Electrochemical and theoretical investigation of oxadiazole derivatives as corrosion inhibitors for brass (Cu58Zn40Pb2) in simulated cooling water

The effect of temperature and immersion time on the anticorrosion character of two oxadiazoles derivatives, namely 2,5-bis(3-methylphenyl)-1,3,4-oxadiazole (3-MPOX) and 2,5-bis(4-methylphenyl)-1,3,4-oxadiazole (4-MPOX) for a brass Cu58Zn40Pb2 substrate in a simulated cooling water system (SCWS) solution was investigated using a potentiodynamic polarization curve (PDP) and electrochemical impedance spectroscopy (EIS). In order to explain the action mode and confirm the anticorrosion performance order, DFT calculations and MD simulation were conducted. The PDP results showed that 3-MPOX and 4-MPOX act as a mixed type inhibitor and their anticorrosion efficiency losses slightly with temperature electrolyte from 91 % and 90 % at 305 K to 81 % and 78 % at 335 K for 3-MPOX and 4-MPOX, respectively.

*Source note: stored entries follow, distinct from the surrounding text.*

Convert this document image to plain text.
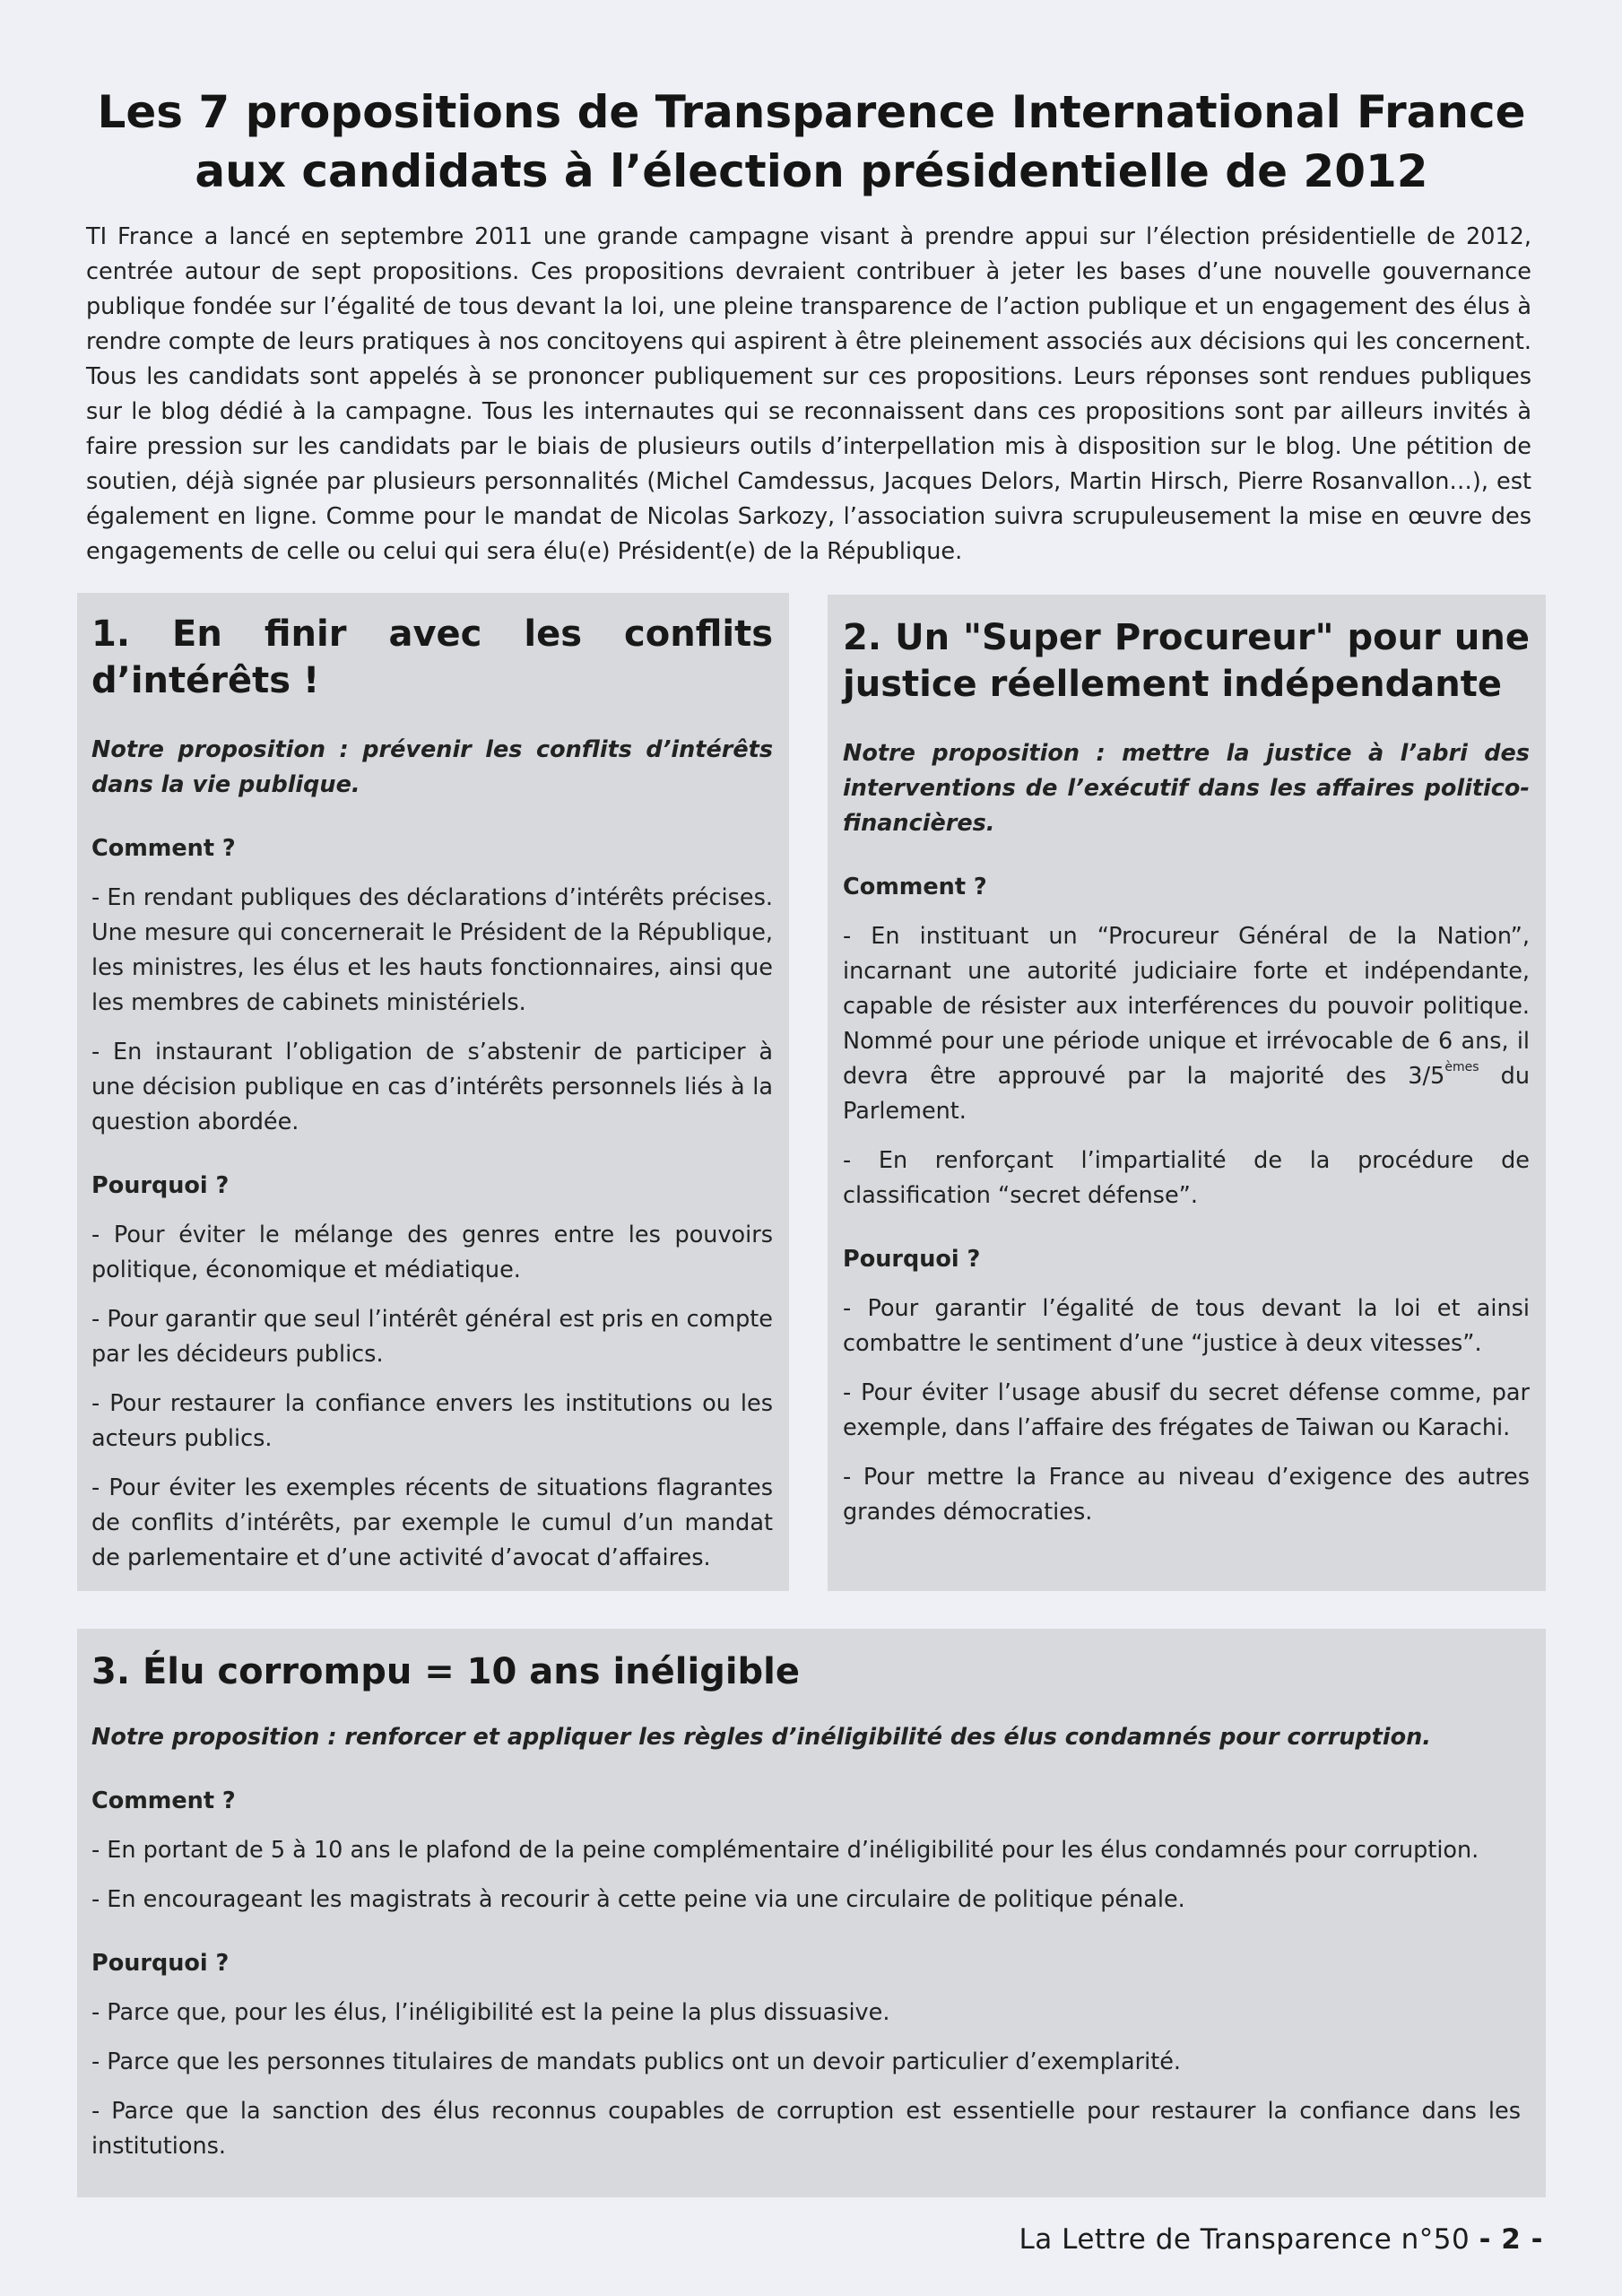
Les 7 propositions de Transparence International France
aux candidats à l’élection présidentielle de 2012

TI France a lancé en septembre 2011 une grande campagne visant à prendre appui sur l’élection présidentielle de 2012, centrée autour de sept propositions. Ces propositions devraient contribuer à jeter les bases d’une nouvelle gouvernance publique fondée sur l’égalité de tous devant la loi, une pleine transparence de l’action publique et un engagement des élus à rendre compte de leurs pratiques à nos concitoyens qui aspirent à être pleinement associés aux décisions qui les concernent. Tous les candidats sont appelés à se prononcer publiquement sur ces propositions. Leurs réponses sont rendues publiques sur le blog dédié à la campagne. Tous les internautes qui se reconnaissent dans ces propositions sont par ailleurs invités à faire pression sur les candidats par le biais de plusieurs outils d’interpellation mis à disposition sur le blog. Une pétition de soutien, déjà signée par plusieurs personnalités (Michel Camdessus, Jacques Delors, Martin Hirsch, Pierre Rosanvallon…), est également en ligne. Comme pour le mandat de Nicolas Sarkozy, l’association suivra scrupuleusement la mise en œuvre des engagements de celle ou celui qui sera élu(e) Président(e) de la République.

1. En finir avec les conflits d’intérêts !

Notre proposition : prévenir les conflits d’intérêts dans la vie publique.

Comment ?

- En rendant publiques des déclarations d’intérêts précises. Une mesure qui concernerait le Président de la République, les ministres, les élus et les hauts fonctionnaires, ainsi que les membres de cabinets ministériels.

- En instaurant l’obligation de s’abstenir de participer à une décision publique en cas d’intérêts personnels liés à la question abordée.

Pourquoi ?

- Pour éviter le mélange des genres entre les pouvoirs politique, économique et médiatique.

- Pour garantir que seul l’intérêt général est pris en compte par les décideurs publics.

- Pour restaurer la confiance envers les institutions ou les acteurs publics.

- Pour éviter les exemples récents de situations flagrantes de conflits d’intérêts, par exemple le cumul d’un mandat de parlementaire et d’une activité d’avocat d’affaires.

2. Un "Super Procureur" pour une justice réellement indépendante

Notre proposition : mettre la justice à l’abri des interventions de l’exécutif dans les affaires politico-financières.

Comment ?

- En instituant un “Procureur Général de la Nation”, incarnant une autorité judiciaire forte et indépendante, capable de résister aux interférences du pouvoir politique. Nommé pour une période unique et irrévocable de 6 ans, il devra être approuvé par la majorité des 3/5èmes du Parlement.

- En renforçant l’impartialité de la procédure de classification “secret défense”.

Pourquoi ?

- Pour garantir l’égalité de tous devant la loi et ainsi combattre le sentiment d’une “justice à deux vitesses”.

- Pour éviter l’usage abusif du secret défense comme, par exemple, dans l’affaire des frégates de Taiwan ou Karachi.

- Pour mettre la France au niveau d’exigence des autres grandes démocraties.

3. Élu corrompu = 10 ans inéligible

Notre proposition : renforcer et appliquer les règles d’inéligibilité des élus condamnés pour corruption.

Comment ?

- En portant de 5 à 10 ans le plafond de la peine complémentaire d’inéligibilité pour les élus condamnés pour corruption.

- En encourageant les magistrats à recourir à cette peine via une circulaire de politique pénale.

Pourquoi ?

- Parce que, pour les élus, l’inéligibilité est la peine la plus dissuasive.

- Parce que les personnes titulaires de mandats publics ont un devoir particulier d’exemplarité.

- Parce que la sanction des élus reconnus coupables de corruption est essentielle pour restaurer la confiance dans les institutions.

La Lettre de Transparence n°50 - 2 -
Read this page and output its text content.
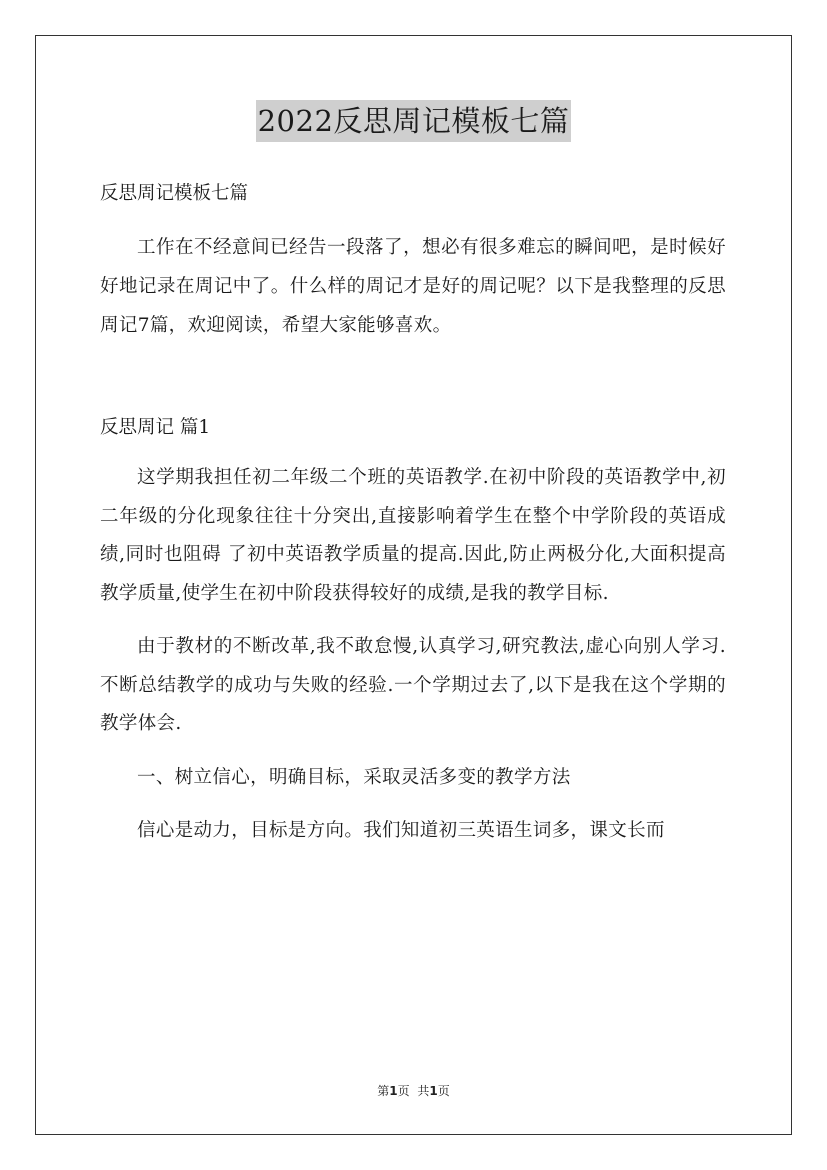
2022反思周记模板七篇
反思周记模板七篇

工作在不经意间已经告一段落了，想必有很多难忘的瞬间吧，是时候好好地记录在周记中了。什么样的周记才是好的周记呢？以下是我整理的反思周记7篇，欢迎阅读，希望大家能够喜欢。

反思周记 篇1

这学期我担任初二年级二个班的英语教学.在初中阶段的英语教学中,初二年级的分化现象往往十分突出,直接影响着学生在整个中学阶段的英语成绩,同时也阻碍 了初中英语教学质量的提高.因此,防止两极分化,大面积提高教学质量,使学生在初中阶段获得较好的成绩,是我的教学目标.

由于教材的不断改革,我不敢怠慢,认真学习,研究教法,虚心向别人学习.不断总结教学的成功与失败的经验.一个学期过去了,以下是我在这个学期的教学体会.

一、树立信心，明确目标，采取灵活多变的教学方法

信心是动力，目标是方向。我们知道初三英语生词多，课文长而

第1页 共1页
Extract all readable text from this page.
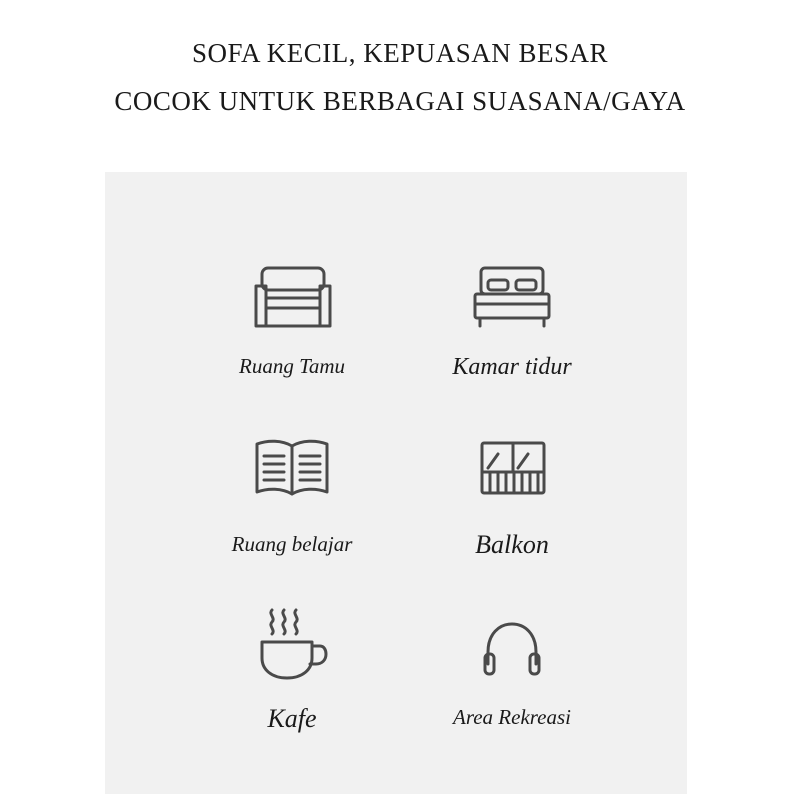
SOFA KECIL, KEPUASAN BESAR
COCOK UNTUK BERBAGAI SUASANA/GAYA
Ruang Tamu	Kamar tidur
Ruang belajar	Balkon
Kafe	Area Rekreasi
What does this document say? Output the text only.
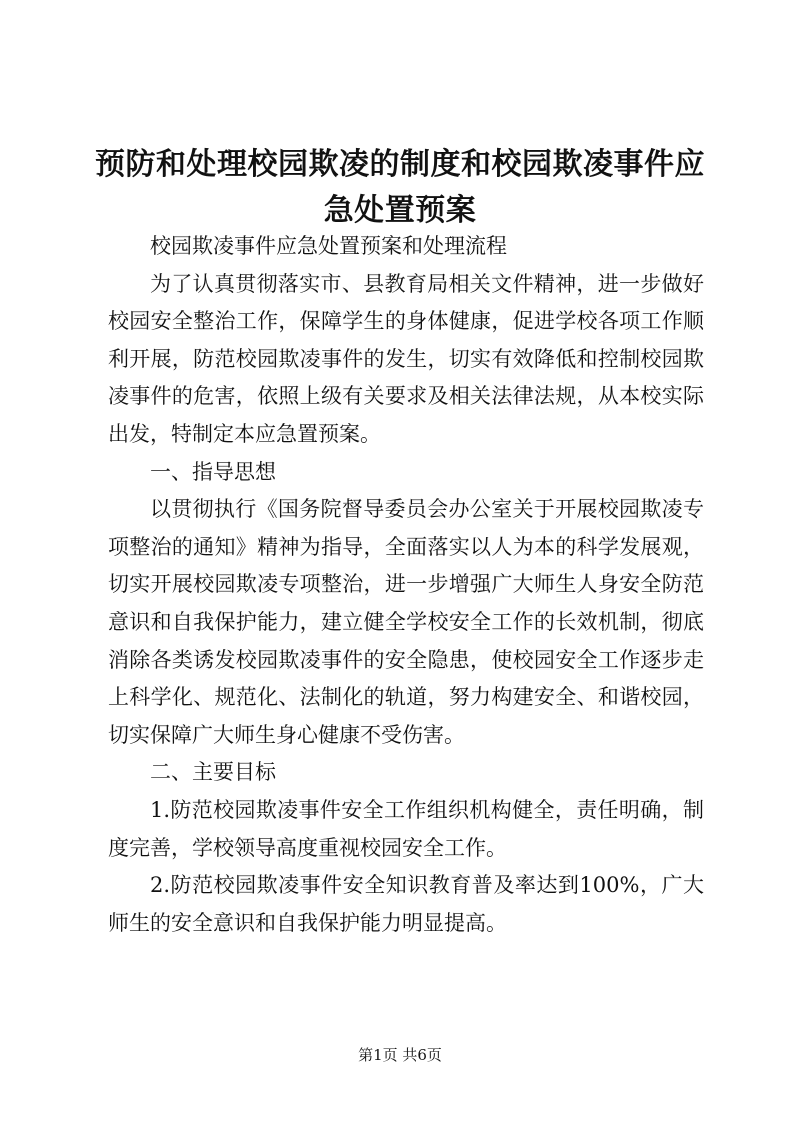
预防和处理校园欺凌的制度和校园欺凌事件应急处置预案

校园欺凌事件应急处置预案和处理流程

为了认真贯彻落实市、县教育局相关文件精神，进一步做好校园安全整治工作，保障学生的身体健康，促进学校各项工作顺利开展，防范校园欺凌事件的发生，切实有效降低和控制校园欺凌事件的危害，依照上级有关要求及相关法律法规，从本校实际出发，特制定本应急置预案。

一、指导思想

以贯彻执行《国务院督导委员会办公室关于开展校园欺凌专项整治的通知》精神为指导，全面落实以人为本的科学发展观，切实开展校园欺凌专项整治，进一步增强广大师生人身安全防范意识和自我保护能力，建立健全学校安全工作的长效机制，彻底消除各类诱发校园欺凌事件的安全隐患，使校园安全工作逐步走上科学化、规范化、法制化的轨道，努力构建安全、和谐校园，切实保障广大师生身心健康不受伤害。

二、主要目标

1.防范校园欺凌事件安全工作组织机构健全，责任明确，制度完善，学校领导高度重视校园安全工作。

2.防范校园欺凌事件安全知识教育普及率达到100%，广大师生的安全意识和自我保护能力明显提高。

第1页 共6页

Thermodynamic and kinetic parameters for the adsorption process indicated that these compounds adsorbed via physical adsorption. Additionally, the EIS results demonstrated that the performance of these compounds enhances remarkably with immersion time, reaching its extreme of 98 % and 95 % after 24 hours of immersion for 10⁻³ M 3-MPOX and 10⁻³ M 4-MPOX, respectively. Therefore, for two effect temperature and immersion times, it is found that the inhibition efficiency depends on the –CH₃ position in the ring and follows the classmen: 3-MPOX ≥ 4-MPOX. Finally, the DFT calculations indicated that 3-MPOX is more reactive than 4-MPOX confirming the obtained experimental performance. MD simulation indicated that the 3-MPOX and 4-MPOX molecules are oriented parallel to the Cu/Zn atoms surface, succeeding adsorption by a great portion of the C-O / C-N groups and CC bonds of aromatic benzene. These findings explained and confirmed the action mode and the obtained performance order.